Too often, a judgment or commentary on an event or action is dismissed because it’s a cliché, but often clichés are applicable precisely because human nature tends to repeat itself, particularly in how we make mistakes.
For those who aren’t familiar with the term, swinging for the fences comes from baseball and is a term for trying to hit a home run every time at bat. It’s usually accompanied by busting a gut (another cliché), and for most hitters, it doesn’t work nearly as well as making contact with the ball with a solid swing.
This sort of excessive effort isn’t confined to baseball or even to sports. Singers making an additional effort to hit that high note usually work against themselves because extra effort tightens muscles in the throat and squeezes off the note (if I’ve remembered correctly what my wife the opera singer has told me), which makes it even harder and creates a strained and often ugly sound.
It’s also true in writing where the excess often results in “purple prose.”
“Repeating a big lie often enough that people believe it” is a cliché, given the examples of Hitler, Mussolini, Stalin, and, of course, Trump, who lies and exaggerates to such a great degree that almost everything he utters in public is at best a great exaggeration and at worse an outright falsehood (lately, especially, most likely the latter).

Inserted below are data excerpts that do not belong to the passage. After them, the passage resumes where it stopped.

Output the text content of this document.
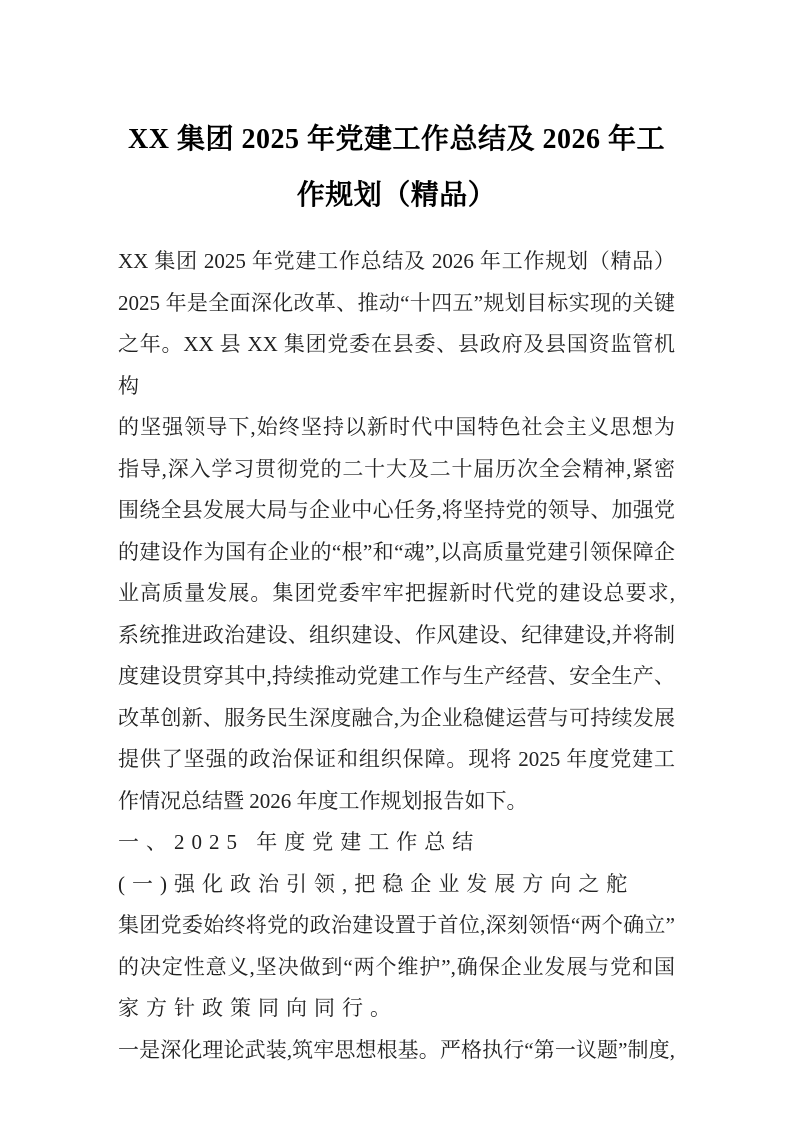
XX 集团 2025 年党建工作总结及 2026 年工
作规划（精品）
XX 集团 2025 年党建工作总结及 2026 年工作规划（精品）
2025 年是全面深化改革、推动“十四五”规划目标实现的关键
之年。XX 县 XX 集团党委在县委、县政府及县国资监管机构
的坚强领导下,始终坚持以新时代中国特色社会主义思想为
指导,深入学习贯彻党的二十大及二十届历次全会精神,紧密
围绕全县发展大局与企业中心任务,将坚持党的领导、加强党
的建设作为国有企业的“根”和“魂”,以高质量党建引领保障企
业高质量发展。集团党委牢牢把握新时代党的建设总要求,
系统推进政治建设、组织建设、作风建设、纪律建设,并将制
度建设贯穿其中,持续推动党建工作与生产经营、安全生产、
改革创新、服务民生深度融合,为企业稳健运营与可持续发展
提供了坚强的政治保证和组织保障。现将 2025 年度党建工
作情况总结暨 2026 年度工作规划报告如下。
一、2025 年度党建工作总结
(一)强化政治引领,把稳企业发展方向之舵
集团党委始终将党的政治建设置于首位,深刻领悟“两个确立”
的决定性意义,坚决做到“两个维护”,确保企业发展与党和国
家方针政策同向同行。
一是深化理论武装,筑牢思想根基。严格执行“第一议题”制度,
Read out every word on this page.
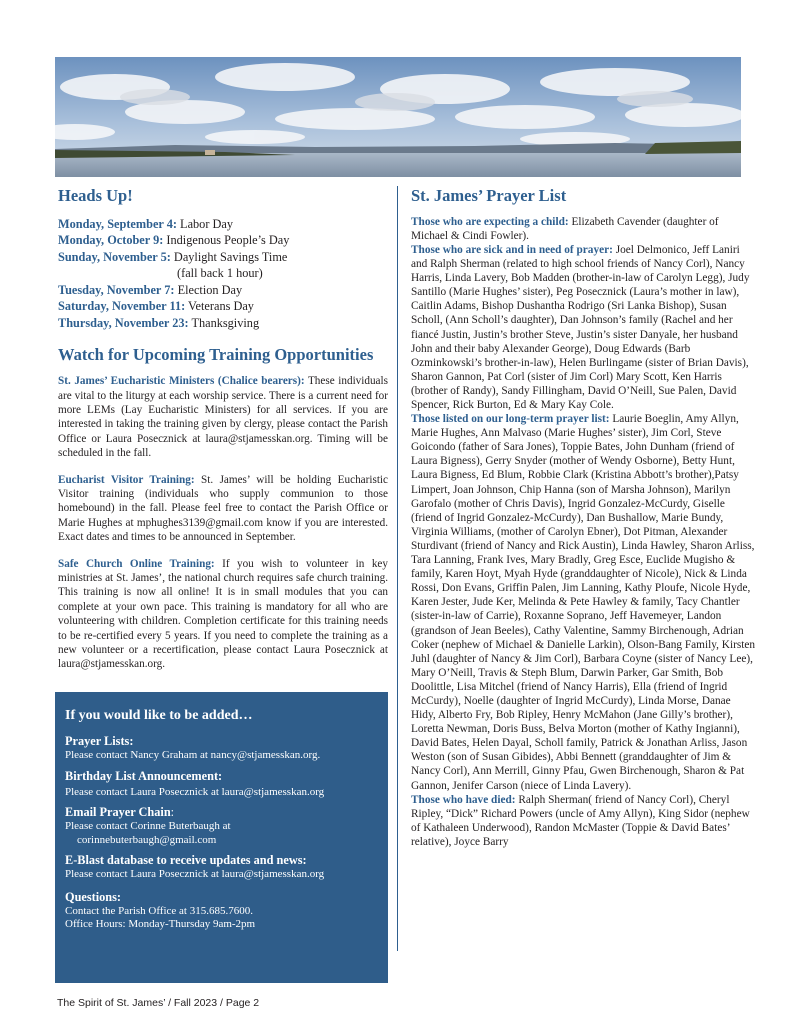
Heads Up!
Monday, September 4: Labor Day
Monday, October 9: Indigenous People’s Day
Sunday, November 5: Daylight Savings Time
(fall back 1 hour)
Tuesday, November 7: Election Day
Saturday, November 11: Veterans Day
Thursday, November 23: Thanksgiving
Watch for Upcoming Training Opportunities
St. James’ Eucharistic Ministers (Chalice bearers): These individuals are vital to the liturgy at each worship service. There is a current need for more LEMs (Lay Eucharistic Ministers) for all services. If you are interested in taking the training given by clergy, please contact the Parish Office or Laura Posecznick at laura@stjamesskan.org. Timing will be scheduled in the fall.
Eucharist Visitor Training: St. James’ will be holding Eucharistic Visitor training (individuals who supply communion to those homebound) in the fall. Please feel free to contact the Parish Office or Marie Hughes at mphughes3139@gmail.com know if you are interested. Exact dates and times to be announced in September.
Safe Church Online Training: If you wish to volunteer in key ministries at St. James’, the national church requires safe church training. This training is now all online! It is in small modules that you can complete at your own pace. This training is mandatory for all who are volunteering with children. Completion certificate for this training needs to be re-certified every 5 years. If you need to complete the training as a new volunteer or a recertification, please contact Laura Posecznick at laura@stjamesskan.org.
If you would like to be added…
Prayer Lists:
Please contact Nancy Graham at nancy@stjamesskan.org.
Birthday List Announcement:
Please contact Laura Posecznick at laura@stjamesskan.org
Email Prayer Chain:
Please contact Corinne Buterbaugh at
corinnebuterbaugh@gmail.com
E-Blast database to receive updates and news:
Please contact Laura Posecznick at laura@stjamesskan.org
Questions:
Contact the Parish Office at 315.685.7600.
Office Hours: Monday-Thursday 9am-2pm
St. James’ Prayer List

Those who are expecting a child: Elizabeth Cavender (daughter of Michael & Cindi Fowler).

Those who are sick and in need of prayer: Joel Delmonico, Jeff Laniri and Ralph Sherman (related to high school friends of Nancy Corl), Nancy Harris, Linda Lavery, Bob Madden (brother-in-law of Carolyn Legg), Judy Santillo (Marie Hughes’ sister), Peg Posecznick (Laura’s mother in law), Caitlin Adams, Bishop Dushantha Rodrigo (Sri Lanka Bishop), Susan Scholl, (Ann Scholl’s daughter), Dan Johnson’s family (Rachel and her fiancé Justin, Justin’s brother Steve, Justin’s sister Danyale, her husband John and their baby Alexander George), Doug Edwards (Barb Ozminkowski’s brother-in-law), Helen Burlingame (sister of Brian Davis), Sharon Gannon, Pat Corl (sister of Jim Corl) Mary Scott, Ken Harris (brother of Randy), Sandy Fillingham, David O’Neill, Sue Palen, David Spencer, Rick Burton, Ed & Mary Kay Cole.

Those listed on our long-term prayer list: Laurie Boeglin, Amy Allyn, Marie Hughes, Ann Malvaso (Marie Hughes’ sister), Jim Corl, Steve Goicondo (father of Sara Jones), Toppie Bates, John Dunham (friend of Laura Bigness), Gerry Snyder (mother of Wendy Osborne), Betty Hunt, Laura Bigness, Ed Blum, Robbie Clark (Kristina Abbott’s brother),Patsy Limpert, Joan Johnson, Chip Hanna (son of Marsha Johnson), Marilyn Garofalo (mother of Chris Davis), Ingrid Gonzalez-McCurdy, Giselle (friend of Ingrid Gonzalez-McCurdy), Dan Bushallow, Marie Bundy, Virginia Williams, (mother of Carolyn Ebner), Dot Pitman, Alexander Sturdivant (friend of Nancy and Rick Austin), Linda Hawley, Sharon Arliss, Tara Lanning, Frank Ives, Mary Bradly, Greg Esce, Euclide Mugisho & family, Karen Hoyt, Myah Hyde (granddaughter of Nicole), Nick & Linda Rossi, Don Evans, Griffin Palen, Jim Lanning, Kathy Ploufe, Nicole Hyde, Karen Jester, Jude Ker, Melinda & Pete Hawley & family, Tacy Chantler (sister-in-law of Carrie), Roxanne Soprano, Jeff Havemeyer, Landon (grandson of Jean Beeles), Cathy Valentine, Sammy Birchenough, Adrian Coker (nephew of Michael & Danielle Larkin), Olson-Bang Family, Kirsten Juhl (daughter of Nancy & Jim Corl), Barbara Coyne (sister of Nancy Lee), Mary O’Neill, Travis & Steph Blum, Darwin Parker, Gar Smith, Bob Doolittle, Lisa Mitchel (friend of Nancy Harris), Ella (friend of Ingrid McCurdy), Noelle (daughter of Ingrid McCurdy), Linda Morse, Danae Hidy, Alberto Fry, Bob Ripley, Henry McMahon (Jane Gilly’s brother), Loretta Newman, Doris Buss, Belva Morton (mother of Kathy Ingianni), David Bates, Helen Dayal, Scholl family, Patrick & Jonathan Arliss, Jason Weston (son of Susan Gibides), Abbi Bennett (granddaughter of Jim & Nancy Corl), Ann Merrill, Ginny Pfau, Gwen Birchenough, Sharon & Pat Gannon, Jenifer Carson (niece of Linda Lavery).

Those who have died: Ralph Sherman( friend of Nancy Corl), Cheryl Ripley, “Dick” Richard Powers (uncle of Amy Allyn), King Sidor (nephew of Kathaleen Underwood), Randon McMaster (Toppie & David Bates’ relative), Joyce Barry

The Spirit of St. James’ / Fall 2023 / Page 2
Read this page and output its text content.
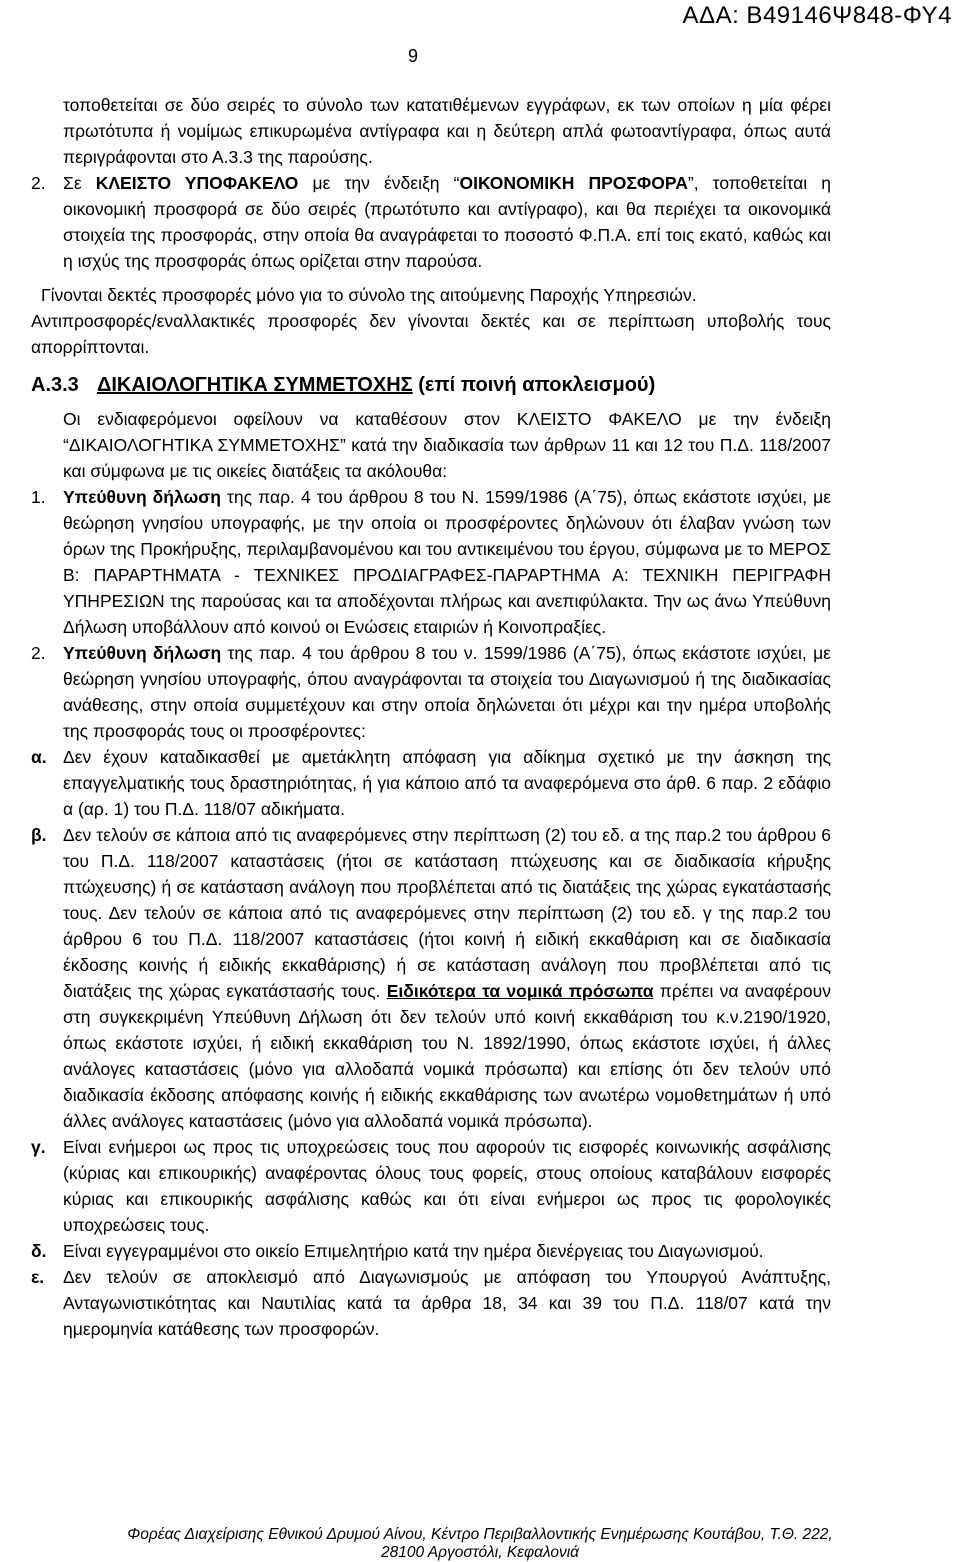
ΑΔΑ: Β49146Ψ848-ΦΥ4
9

τοποθετείται σε δύο σειρές το σύνολο των κατατιθέμενων εγγράφων, εκ των οποίων η μία φέρει πρωτότυπα ή νομίμως επικυρωμένα αντίγραφα και η δεύτερη απλά φωτοαντίγραφα, όπως αυτά περιγράφονται στο Α.3.3 της παρούσης.

2. Σε ΚΛΕΙΣΤΟ ΥΠΟΦΑΚΕΛΟ με την ένδειξη “ΟΙΚΟΝΟΜΙΚΗ ΠΡΟΣΦΟΡΑ”, τοποθετείται η οικονομική προσφορά σε δύο σειρές (πρωτότυπο και αντίγραφο), και θα περιέχει τα οικονομικά στοιχεία της προσφοράς, στην οποία θα αναγράφεται το ποσοστό Φ.Π.Α. επί τοις εκατό, καθώς και η ισχύς της προσφοράς όπως ορίζεται στην παρούσα.

Γίνονται δεκτές προσφορές μόνο για το σύνολο της αιτούμενης Παροχής Υπηρεσιών.

Αντιπροσφορές/εναλλακτικές προσφορές δεν γίνονται δεκτές και σε περίπτωση υποβολής τους απορρίπτονται.

Α.3.3 ΔΙΚΑΙΟΛΟΓΗΤΙΚΑ ΣΥΜΜΕΤΟΧΗΣ (επί ποινή αποκλεισμού)

Οι ενδιαφερόμενοι οφείλουν να καταθέσουν στον ΚΛΕΙΣΤΟ ΦΑΚΕΛΟ με την ένδειξη “ΔΙΚΑΙΟΛΟΓΗΤΙΚΑ ΣΥΜΜΕΤΟΧΗΣ” κατά την διαδικασία των άρθρων 11 και 12 του Π.Δ. 118/2007 και σύμφωνα με τις οικείες διατάξεις τα ακόλουθα:

1. Υπεύθυνη δήλωση της παρ. 4 του άρθρου 8 του Ν. 1599/1986 (Α΄75), όπως εκάστοτε ισχύει, με θεώρηση γνησίου υπογραφής, με την οποία οι προσφέροντες δηλώνουν ότι έλαβαν γνώση των όρων της Προκήρυξης, περιλαμβανομένου και του αντικειμένου του έργου, σύμφωνα με το ΜΕΡΟΣ Β: ΠΑΡΑΡΤΗΜΑΤΑ - ΤΕΧΝΙΚΕΣ ΠΡΟΔΙΑΓΡΑΦΕΣ-ΠΑΡΑΡΤΗΜΑ Α: ΤΕΧΝΙΚΗ ΠΕΡΙΓΡΑΦΗ ΥΠΗΡΕΣΙΩΝ της παρούσας και τα αποδέχονται πλήρως και ανεπιφύλακτα. Την ως άνω Υπεύθυνη Δήλωση υποβάλλουν από κοινού οι Ενώσεις εταιριών ή Κοινοπραξίες.

2. Υπεύθυνη δήλωση της παρ. 4 του άρθρου 8 του ν. 1599/1986 (Α΄75), όπως εκάστοτε ισχύει, με θεώρηση γνησίου υπογραφής, όπου αναγράφονται τα στοιχεία του Διαγωνισμού ή της διαδικασίας ανάθεσης, στην οποία συμμετέχουν και στην οποία δηλώνεται ότι μέχρι και την ημέρα υποβολής της προσφοράς τους οι προσφέροντες:

α. Δεν έχουν καταδικασθεί με αμετάκλητη απόφαση για αδίκημα σχετικό με την άσκηση της επαγγελματικής τους δραστηριότητας, ή για κάποιο από τα αναφερόμενα στο άρθ. 6 παρ. 2 εδάφιο α (αρ. 1) του Π.Δ. 118/07 αδικήματα.

β. Δεν τελούν σε κάποια από τις αναφερόμενες στην περίπτωση (2) του εδ. α της παρ.2 του άρθρου 6 του Π.Δ. 118/2007 καταστάσεις (ήτοι σε κατάσταση πτώχευσης και σε διαδικασία κήρυξης πτώχευσης) ή σε κατάσταση ανάλογη που προβλέπεται από τις διατάξεις της χώρας εγκατάστασής τους. Δεν τελούν σε κάποια από τις αναφερόμενες στην περίπτωση (2) του εδ. γ της παρ.2 του άρθρου 6 του Π.Δ. 118/2007 καταστάσεις (ήτοι κοινή ή ειδική εκκαθάριση και σε διαδικασία έκδοσης κοινής ή ειδικής εκκαθάρισης) ή σε κατάσταση ανάλογη που προβλέπεται από τις διατάξεις της χώρας εγκατάστασής τους. Ειδικότερα τα νομικά πρόσωπα πρέπει να αναφέρουν στη συγκεκριμένη Υπεύθυνη Δήλωση ότι δεν τελούν υπό κοινή εκκαθάριση του κ.ν.2190/1920, όπως εκάστοτε ισχύει, ή ειδική εκκαθάριση του Ν. 1892/1990, όπως εκάστοτε ισχύει, ή άλλες ανάλογες καταστάσεις (μόνο για αλλοδαπά νομικά πρόσωπα) και επίσης ότι δεν τελούν υπό διαδικασία έκδοσης απόφασης κοινής ή ειδικής εκκαθάρισης των ανωτέρω νομοθετημάτων ή υπό άλλες ανάλογες καταστάσεις (μόνο για αλλοδαπά νομικά πρόσωπα).

γ. Είναι ενήμεροι ως προς τις υποχρεώσεις τους που αφορούν τις εισφορές κοινωνικής ασφάλισης (κύριας και επικουρικής) αναφέροντας όλους τους φορείς, στους οποίους καταβάλουν εισφορές κύριας και επικουρικής ασφάλισης καθώς και ότι είναι ενήμεροι ως προς τις φορολογικές υποχρεώσεις τους.

δ. Είναι εγγεγραμμένοι στο οικείο Επιμελητήριο κατά την ημέρα διενέργειας του Διαγωνισμού.

ε. Δεν τελούν σε αποκλεισμό από Διαγωνισμούς με απόφαση του Υπουργού Ανάπτυξης, Ανταγωνιστικότητας και Ναυτιλίας κατά τα άρθρα 18, 34 και 39 του Π.Δ. 118/07 κατά την ημερομηνία κατάθεσης των προσφορών.

Φορέας Διαχείρισης Εθνικού Δρυμού Αίνου, Κέντρο Περιβαλλοντικής Ενημέρωσης Κουτάβου, Τ.Θ. 222,
28100 Αργοστόλι, Κεφαλονιά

True professionals in any field make the most difficult of tasks appear easy, even when they’re not, and when excessive effort destroys technique, the result is almost always a diminution in results, or, as put in another cliché, “trying too hard.” It’s much better to stay “in the groove.”
Wince at time-worn clichés, if you must, but don’t dismiss their applicability to a situation just because someone used a cliché.
Professionals do best when, rather than straining, they’re “in the zone.” (Another cliche, of course.)
Also, the use of cliches by a writer can be effective in writing dialog to add a bit of realism, since people do, in fact, use them a lot in their daily speech.
Of course, the cliches used better be appropriate to time and place of the written events. It wouldn’t do for an innkeeper in Candar to talk about ‘swinging for the fences’. 🙂
Mr. Modesitt does a good job in Ordermaster when Khelaya says “Can’t take blooms and fruit from the same tree, Fundal.”
It’s a good saying and fits the context.